3. The Temples of Angkor Wat
Here it is, the reason made the journey to Cambodia! One could spend weeks exploring the vast complex of temples that span the jungles surrounding the town but a few days will definitely give you a great sense of the scope of the work and artistry that went into building these grand structures. Plan on waking up at 430am on one morning to take a tuk tuk ride to the main temple, Ankwor Wat. Photographers will swoon as the sun rises behind the temple — the magic hours of the morning do not disappoint. If you can tough the climb to the top, the upper terraces of the temple are among the best for viewing. The woodland-surrounded Ta Prohm can be visited any time, though it is best photographed when cloudy, whereas the distant Banteay Srei is prettiest in the late-afternoon light.Angkor Wat is the symbol of Cambodia. The four spires in the main temple are known the world over.

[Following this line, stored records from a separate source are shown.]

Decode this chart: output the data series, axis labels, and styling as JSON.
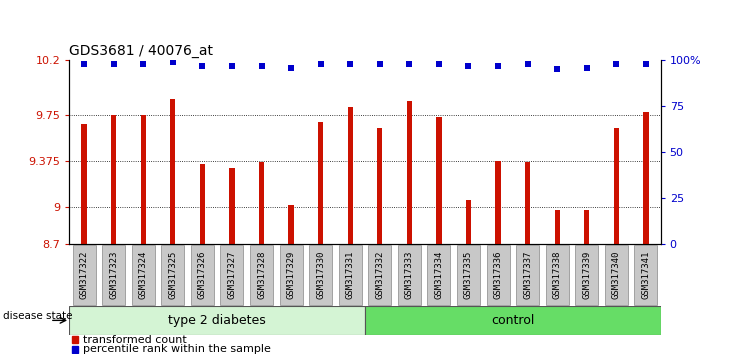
{
  "title": "GDS3681 / 40076_at",
  "samples": [
    "GSM317322",
    "GSM317323",
    "GSM317324",
    "GSM317325",
    "GSM317326",
    "GSM317327",
    "GSM317328",
    "GSM317329",
    "GSM317330",
    "GSM317331",
    "GSM317332",
    "GSM317333",
    "GSM317334",
    "GSM317335",
    "GSM317336",
    "GSM317337",
    "GSM317338",
    "GSM317339",
    "GSM317340",
    "GSM317341"
  ],
  "bar_values": [
    9.68,
    9.75,
    9.75,
    9.88,
    9.35,
    9.32,
    9.37,
    9.02,
    9.7,
    9.82,
    9.65,
    9.87,
    9.74,
    9.06,
    9.38,
    9.37,
    8.98,
    8.98,
    9.65,
    9.78
  ],
  "percentile_values": [
    98,
    98,
    98,
    99,
    97,
    97,
    97,
    96,
    98,
    98,
    98,
    98,
    98,
    97,
    97,
    98,
    95,
    96,
    98,
    98
  ],
  "bar_color": "#cc1100",
  "percentile_color": "#0000cc",
  "ylim_left": [
    8.7,
    10.2
  ],
  "ylim_right": [
    0,
    100
  ],
  "yticks_left": [
    8.7,
    9.0,
    9.375,
    9.75,
    10.2
  ],
  "ytick_labels_left": [
    "8.7",
    "9",
    "9.375",
    "9.75",
    "10.2"
  ],
  "yticks_right": [
    0,
    25,
    50,
    75,
    100
  ],
  "ytick_labels_right": [
    "0",
    "25",
    "50",
    "75",
    "100%"
  ],
  "grid_lines": [
    9.0,
    9.375,
    9.75
  ],
  "group1_label": "type 2 diabetes",
  "group2_label": "control",
  "group1_count": 10,
  "group2_count": 10,
  "disease_state_label": "disease state",
  "legend_bar_label": "transformed count",
  "legend_dot_label": "percentile rank within the sample",
  "bg_xticklabels": "#c8c8c8",
  "bg_group1": "#d4f4d4",
  "bg_group2": "#66dd66",
  "bar_bottom": 8.7
}
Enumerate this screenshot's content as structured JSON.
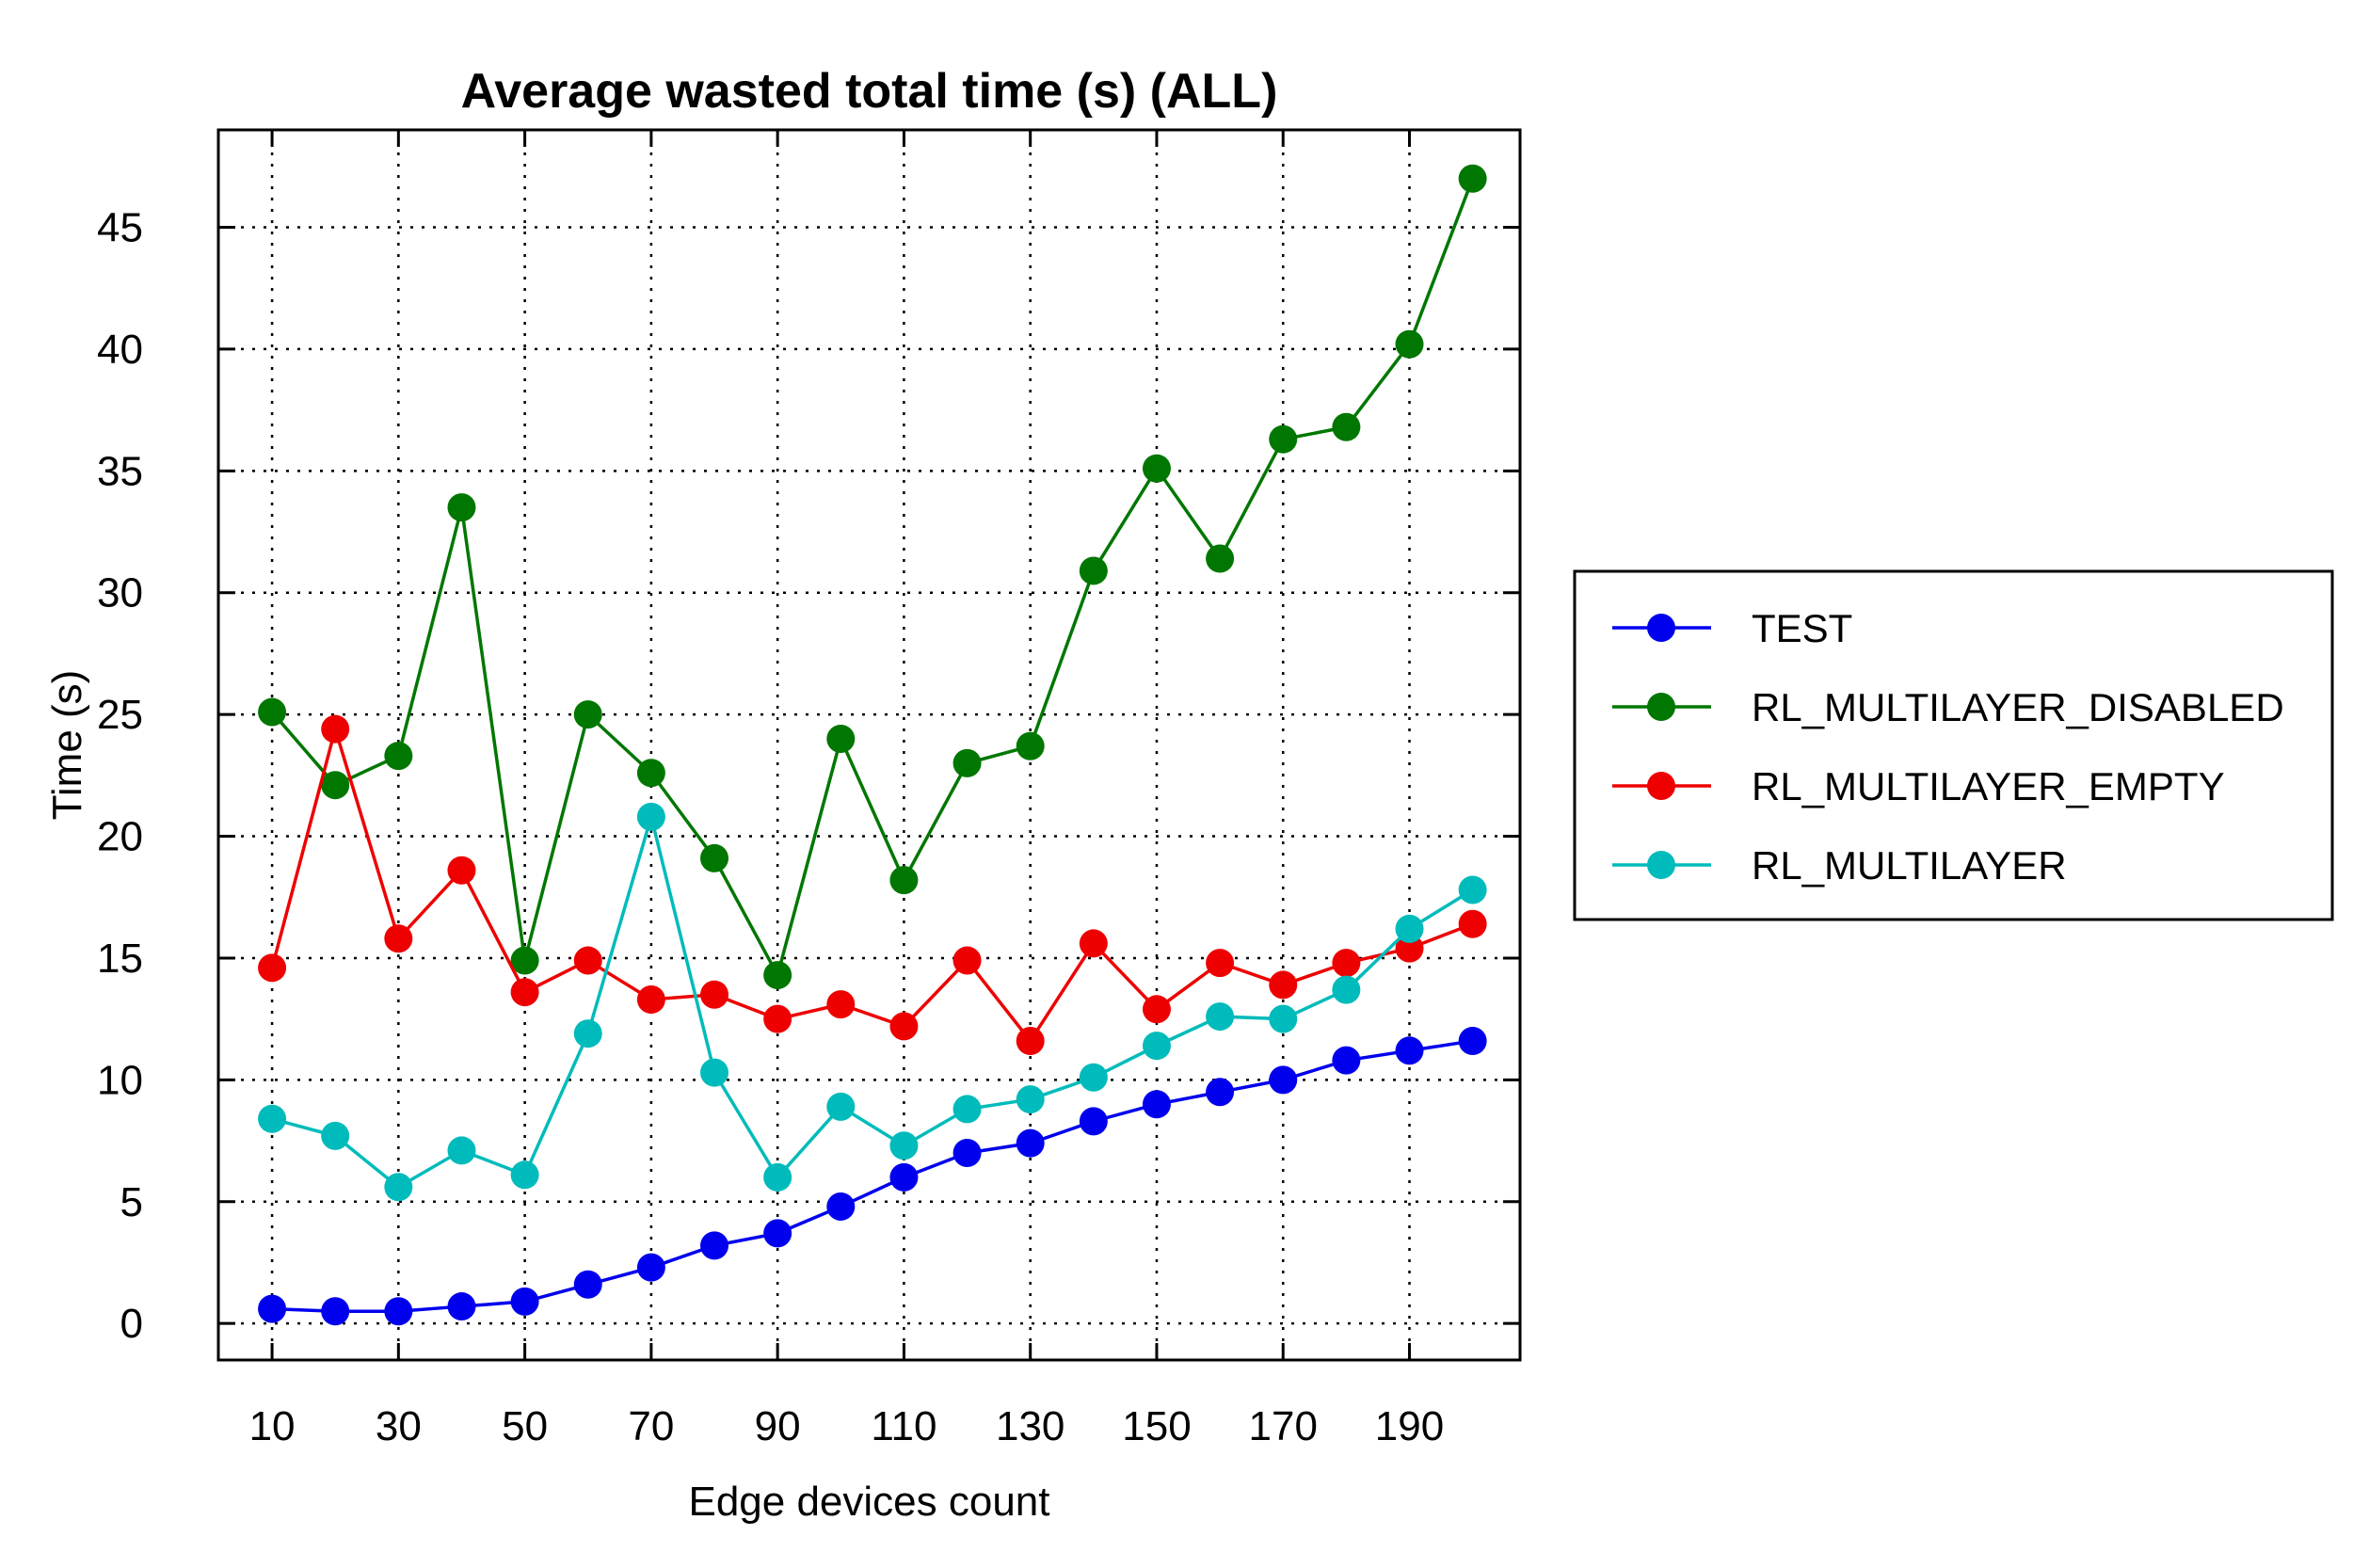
{
  "chart_data": {
    "type": "line",
    "title": "Average wasted total time (s) (ALL)",
    "xlabel": "Edge devices count",
    "ylabel": "Time (s)",
    "xlim": [
      1.5,
      207.5
    ],
    "ylim": [
      -1.5,
      49
    ],
    "xticks": [
      10,
      30,
      50,
      70,
      90,
      110,
      130,
      150,
      170,
      190
    ],
    "yticks": [
      0,
      5,
      10,
      15,
      20,
      25,
      30,
      35,
      40,
      45
    ],
    "grid": true,
    "legend_position": "right",
    "x": [
      10,
      20,
      30,
      40,
      50,
      60,
      70,
      80,
      90,
      100,
      110,
      120,
      130,
      140,
      150,
      160,
      170,
      180,
      190,
      200
    ],
    "series": [
      {
        "name": "TEST",
        "color": "#0000ee",
        "values": [
          0.6,
          0.5,
          0.5,
          0.7,
          0.9,
          1.6,
          2.3,
          3.2,
          3.7,
          4.8,
          6.0,
          7.0,
          7.4,
          8.3,
          9.0,
          9.5,
          10.0,
          10.8,
          11.2,
          11.6
        ]
      },
      {
        "name": "RL_MULTILAYER_DISABLED",
        "color": "#007700",
        "values": [
          25.1,
          22.1,
          23.3,
          33.5,
          14.9,
          25.0,
          22.6,
          19.1,
          14.3,
          24.0,
          18.2,
          23.0,
          23.7,
          30.9,
          35.1,
          31.4,
          36.3,
          36.8,
          40.2,
          47.0
        ]
      },
      {
        "name": "RL_MULTILAYER_EMPTY",
        "color": "#ee0000",
        "values": [
          14.6,
          24.4,
          15.8,
          18.6,
          13.6,
          14.9,
          13.3,
          13.5,
          12.5,
          13.1,
          12.2,
          14.9,
          11.6,
          15.6,
          12.9,
          14.8,
          13.9,
          14.8,
          15.4,
          16.4
        ]
      },
      {
        "name": "RL_MULTILAYER",
        "color": "#00bbbb",
        "values": [
          8.4,
          7.7,
          5.6,
          7.1,
          6.1,
          11.9,
          20.8,
          10.3,
          6.0,
          8.9,
          7.3,
          8.8,
          9.2,
          10.1,
          11.4,
          12.6,
          12.5,
          13.7,
          16.2,
          17.8
        ]
      }
    ]
  }
}
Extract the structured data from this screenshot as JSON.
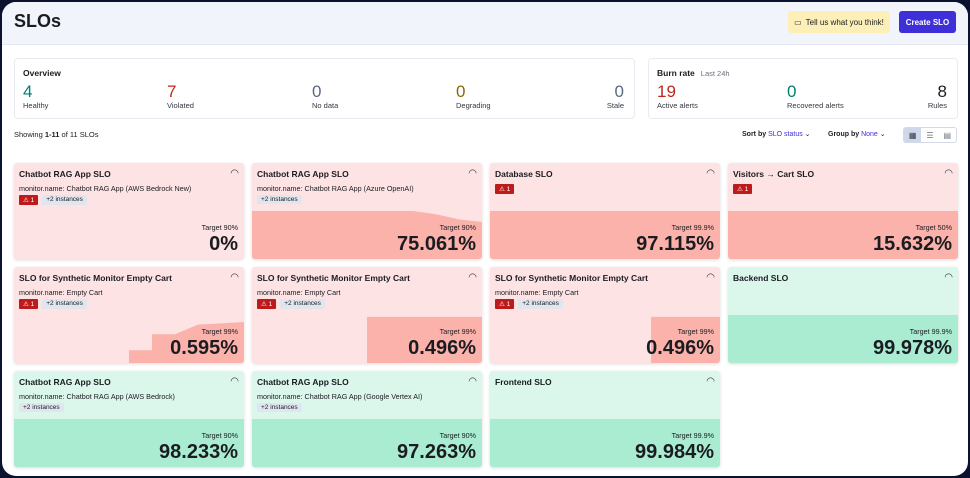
{
  "header": {
    "title": "SLOs",
    "feedback_label": "Tell us what you think!",
    "create_label": "Create SLO"
  },
  "overview": {
    "title": "Overview",
    "stats": [
      {
        "value": "4",
        "label": "Healthy",
        "color": "#017d73"
      },
      {
        "value": "7",
        "label": "Violated",
        "color": "#bd271e"
      },
      {
        "value": "0",
        "label": "No data",
        "color": "#5a6a85"
      },
      {
        "value": "0",
        "label": "Degrading",
        "color": "#8a6a0a"
      },
      {
        "value": "0",
        "label": "Stale",
        "color": "#5a6a85"
      }
    ]
  },
  "burn_rate": {
    "title": "Burn rate",
    "period": "Last 24h",
    "stats": [
      {
        "value": "19",
        "label": "Active alerts",
        "color": "#bd271e"
      },
      {
        "value": "0",
        "label": "Recovered alerts",
        "color": "#017d73"
      },
      {
        "value": "8",
        "label": "Rules",
        "color": "#1a1c21"
      }
    ]
  },
  "list": {
    "showing_prefix": "Showing ",
    "showing_range": "1-11",
    "showing_suffix": " of 11 SLOs",
    "sort_label": "Sort by",
    "sort_value": "SLO status",
    "group_label": "Group by",
    "group_value": "None",
    "view_modes": [
      "card",
      "list",
      "compact"
    ],
    "active_view": "card"
  },
  "cards": [
    {
      "name": "Chatbot RAG App SLO",
      "monitor": "monitor.name: Chatbot RAG App (AWS Bedrock New)",
      "alerts": "⚠ 1",
      "instances": "+2 instances",
      "target": "Target 90%",
      "value": "0%",
      "status": "violated",
      "spark": []
    },
    {
      "name": "Chatbot RAG App SLO",
      "monitor": "monitor.name: Chatbot RAG App (Azure OpenAI)",
      "alerts": "",
      "instances": "+2 instances",
      "target": "Target 90%",
      "value": "75.061%",
      "status": "violated",
      "spark": [
        75,
        75,
        75,
        75,
        75,
        75,
        75,
        75,
        70,
        62,
        58
      ]
    },
    {
      "name": "Database SLO",
      "monitor": "",
      "alerts": "⚠ 1",
      "instances": "",
      "target": "Target 99.9%",
      "value": "97.115%",
      "status": "violated",
      "spark": [
        75,
        75,
        75,
        75,
        75,
        75,
        75,
        75,
        75,
        75,
        75
      ]
    },
    {
      "name": "Visitors → Cart SLO",
      "monitor": "",
      "alerts": "⚠ 1",
      "instances": "",
      "target": "Target 50%",
      "value": "15.632%",
      "status": "violated",
      "spark": [
        75,
        75,
        75,
        75,
        75,
        75,
        75,
        75,
        75,
        75,
        75
      ]
    },
    {
      "name": "SLO for Synthetic Monitor Empty Cart",
      "monitor": "monitor.name: Empty Cart",
      "alerts": "⚠ 1",
      "instances": "+2 instances",
      "target": "Target 99%",
      "value": "0.595%",
      "status": "violated",
      "spark": [
        0,
        0,
        0,
        0,
        0,
        20,
        45,
        45,
        60,
        62,
        64
      ]
    },
    {
      "name": "SLO for Synthetic Monitor Empty Cart",
      "monitor": "monitor.name: Empty Cart",
      "alerts": "⚠ 1",
      "instances": "+2 instances",
      "target": "Target 99%",
      "value": "0.496%",
      "status": "violated",
      "spark": [
        0,
        0,
        0,
        0,
        0,
        72,
        72,
        72,
        72,
        72,
        72
      ]
    },
    {
      "name": "SLO for Synthetic Monitor Empty Cart",
      "monitor": "monitor.name: Empty Cart",
      "alerts": "⚠ 1",
      "instances": "+2 instances",
      "target": "Target 99%",
      "value": "0.496%",
      "status": "violated",
      "spark": [
        0,
        0,
        0,
        0,
        0,
        0,
        0,
        72,
        72,
        72,
        72
      ]
    },
    {
      "name": "Backend SLO",
      "monitor": "",
      "alerts": "",
      "instances": "",
      "target": "Target 99.9%",
      "value": "99.978%",
      "status": "healthy",
      "spark": [
        75,
        75,
        75,
        75,
        75,
        75,
        75,
        75,
        75,
        75,
        75
      ]
    },
    {
      "name": "Chatbot RAG App SLO",
      "monitor": "monitor.name: Chatbot RAG App (AWS Bedrock)",
      "alerts": "",
      "instances": "+2 instances",
      "target": "Target 90%",
      "value": "98.233%",
      "status": "healthy",
      "spark": [
        75,
        75,
        75,
        75,
        75,
        75,
        75,
        75,
        75,
        75,
        75
      ]
    },
    {
      "name": "Chatbot RAG App SLO",
      "monitor": "monitor.name: Chatbot RAG App (Google Vertex AI)",
      "alerts": "",
      "instances": "+2 instances",
      "target": "Target 90%",
      "value": "97.263%",
      "status": "healthy",
      "spark": [
        75,
        75,
        75,
        75,
        75,
        75,
        75,
        75,
        75,
        75,
        75
      ]
    },
    {
      "name": "Frontend SLO",
      "monitor": "",
      "alerts": "",
      "instances": "",
      "target": "Target 99.9%",
      "value": "99.984%",
      "status": "healthy",
      "spark": [
        75,
        75,
        75,
        75,
        75,
        75,
        75,
        75,
        75,
        75,
        75
      ]
    }
  ],
  "colors": {
    "violated_bg": "#fde3e3",
    "violated_fill": "#fbb2ab",
    "healthy_bg": "#dbf6eb",
    "healthy_fill": "#a9ecd2",
    "accent": "#3f2fd9"
  }
}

Definitely arrange to have a guide explain the stories carved into hundreds of feet of stone wall surrounding the main temple — it’s well worth it.
4. Night Market
Angkor Night Market starts up around 6pm and goes to around 11pm. There are over 240 souvenir shops selling traditional Cambodian handicrafts from silk scarves to paintings, jewelry, and wood or stone carvings. Try a Dr. Fish foot massage — where tiny fish nibble at the dead skin on your feet! In the food court, fill up on Cambodian, Western or Asian cuisine or stop by Cafe Puka Puka to try some milk snow ice to cool off. Look for the thatched roof of The Brick House Bar where you can snag a giant bamboo chair to people watch your evening away.
Feel like a cool beverage after a day of Temple touring, or just want to check out some Cambodian drag queens? Then head over to Linga, one of the first gay bars in Siem Reap. On Saturday nights all are welcome to the weekly drag show. Traffic literally stops in the street to get a peek inside this open-aired cocktail lounge.
6. Miss Wong
Nestled between bustling boulevards in the backpacker part of town known as Pub Street, Miss Wong is a local favorite. The lounge is open to the street, though taking up just a sliver of space. It’s a relaxing place to mingle with locals and meet some fellow travelers from all around the world. Drink specials are served up daily — so be sure to ask about those. Park your bike close by for a wobbly ride home!
7. Le Bistrot
Feel like sampling some Cambodian/French (Indochine) fusion? Head over to the Victoria Angkor Resort for a seven-course gastronomic fanfare, complemented by the finest wines in the city. Dine indoors or outdoors alongside the town center’s Royal Park.
8. Il Forno
In a quiet alley next to Pub Street and the old market, you can enjoy an authentic Italian dish in a charming and intimate atmosphere. The owners have somehow recreated a little corner of Italy, in the heart of Siem Reap. Worth a try: the fresh bruschetta or the homemade papardelle.
Set within a traditional Cambodia stilt house, sleek Abacus serves up an impressive selection of Asian rice bowls along with a few western main dishes. The central bar is made of volcanic stone and is a great spot for a pre-dinner drink after a long day of temple exploring. ANd upstairs, the terrace seating is divided into various cozy rooms that are perfect for a group of four or more.